The Frisco Charcoal Kilns are remnants of silver mining in the Utah ghost town of Frisco. They remain as a visual documentation of the state's mining history

==Background==

San Francisco Mining District was created on August 12, 1871, in the Utah Territory San Francisco mountain range in Beaver County. At that time, galena was the primary ore being mined in the area. The Horn Silver Mine was established in 1875, and was the beginning of the silver mining in the range. The town of Frisco grew up around that mine, and was the nexus of the mining district. On February 12, 1885, the Horn Silver Mine had a massive cave-in.
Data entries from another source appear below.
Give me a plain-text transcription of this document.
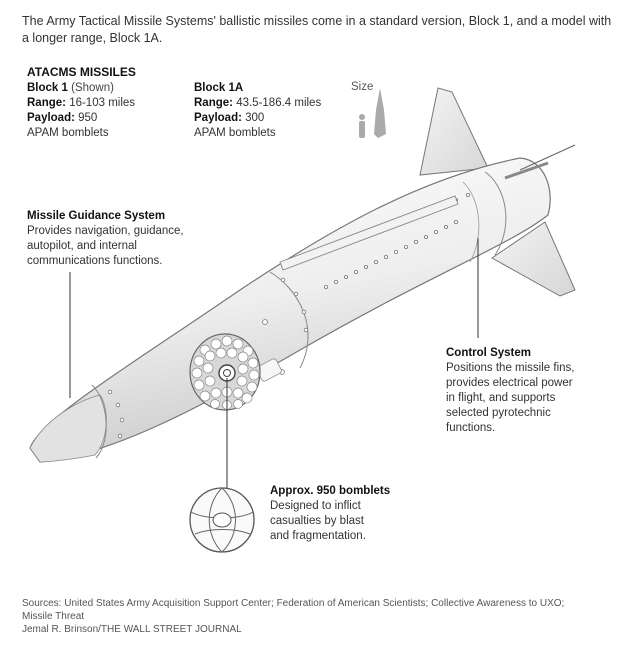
The Army Tactical Missile Systems' ballistic missiles come in a standard version, Block 1, and a model with a longer range, Block 1A.
ATACMS MISSILES
Block 1 (Shown)
Range: 16-103 miles
Payload: 950
APAM bomblets
Block 1A
Range: 43.5-186.4 miles
Payload: 300
APAM bomblets
Size
Missile Guidance System
Provides navigation, guidance,
autopilot, and internal
communications functions.
Control System
Positions the missile fins,
provides electrical power
in flight, and supports
selected pyrotechnic
functions.
Approx. 950 bomblets
Designed to inflict
casualties by blast
and fragmentation.
Sources: United States Army Acquisition Support Center; Federation of American Scientists; Collective Awareness to UXO;
Missile Threat
Jemal R. Brinson/THE WALL STREET JOURNAL
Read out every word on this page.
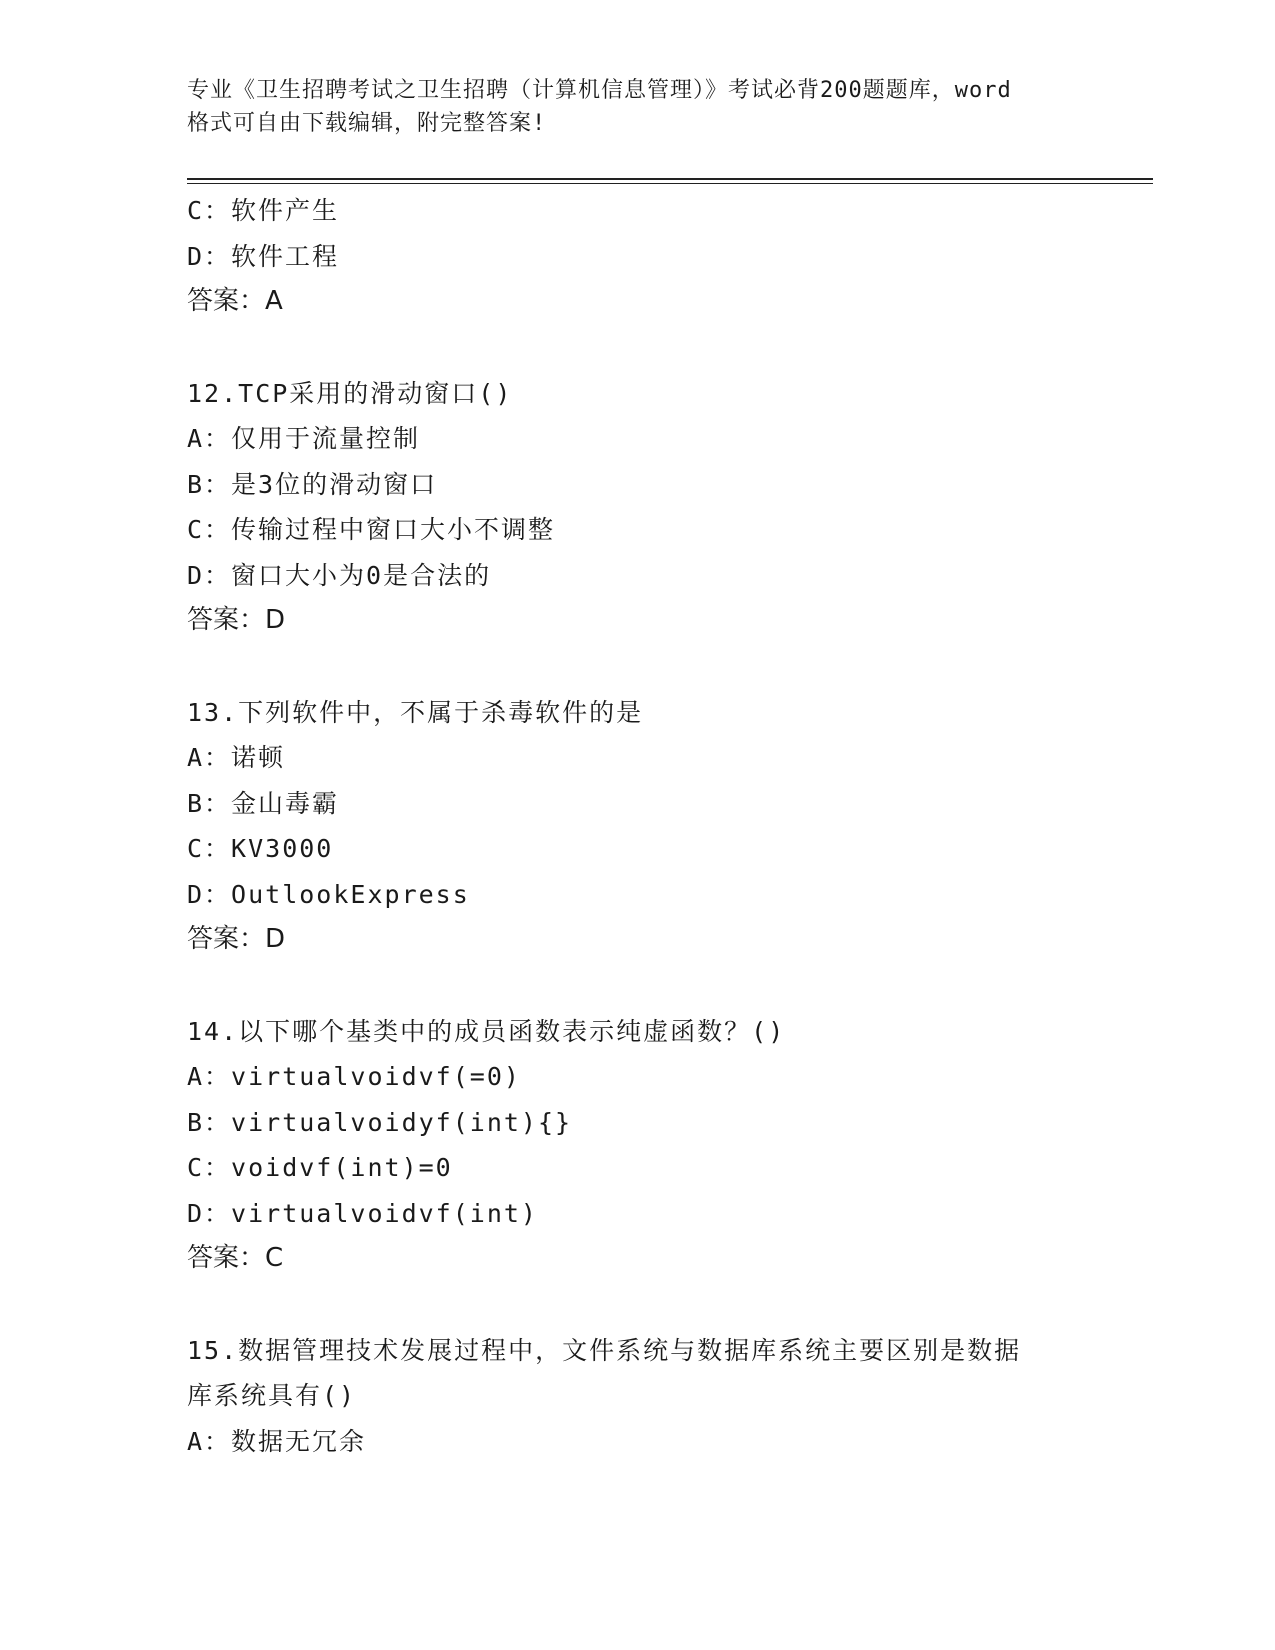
专业《卫生招聘考试之卫生招聘（计算机信息管理）》考试必背200题题库，word
格式可自由下载编辑，附完整答案!
C：软件产生
D：软件工程
答案：A
12.TCP采用的滑动窗口()
A：仅用于流量控制
B：是3位的滑动窗口
C：传输过程中窗口大小不调整
D：窗口大小为0是合法的
答案：D
13.下列软件中，不属于杀毒软件的是
A：诺顿
B：金山毒霸
C：KV3000
D：OutlookExpress
答案：D
14.以下哪个基类中的成员函数表示纯虚函数？()
A：virtualvoidvf(=0)
B：virtualvoidyf(int){}
C：voidvf(int)=0
D：virtualvoidvf(int)
答案：C
15.数据管理技术发展过程中，文件系统与数据库系统主要区别是数据
库系统具有()
A：数据无冗余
While there were no fatalities and the mine continued to produce for years, workers began to leave for other mining areas.

==Kilns==
Smelting is the process of extracting metal from ore. Charcoal-fueled smelting in both pits and kilns had been used in Utah since at least 1872. Overall, there were 36 beehive-shaped smelting kilns operating in the district. The five granite beehive-shaped charcoal smelting kilns that have survived in Frisco were created by the Frisco Mining and Smelting Company under the supervision of Benjamin Y. Hampton, primarily for the Horn Silver Mine, between 1877 and 1880 for $500-$1000 apiece. Each kiln varies in size from the other, anywhere from 16 to 32 feet in diameter. The company was hard-hit by the Horn Silver Mine cave-in, and eventually closed up shop in 1884. The surviving kilns were added to the National Register of Historic Places March 9, 1982 as an integral part of Utah's history.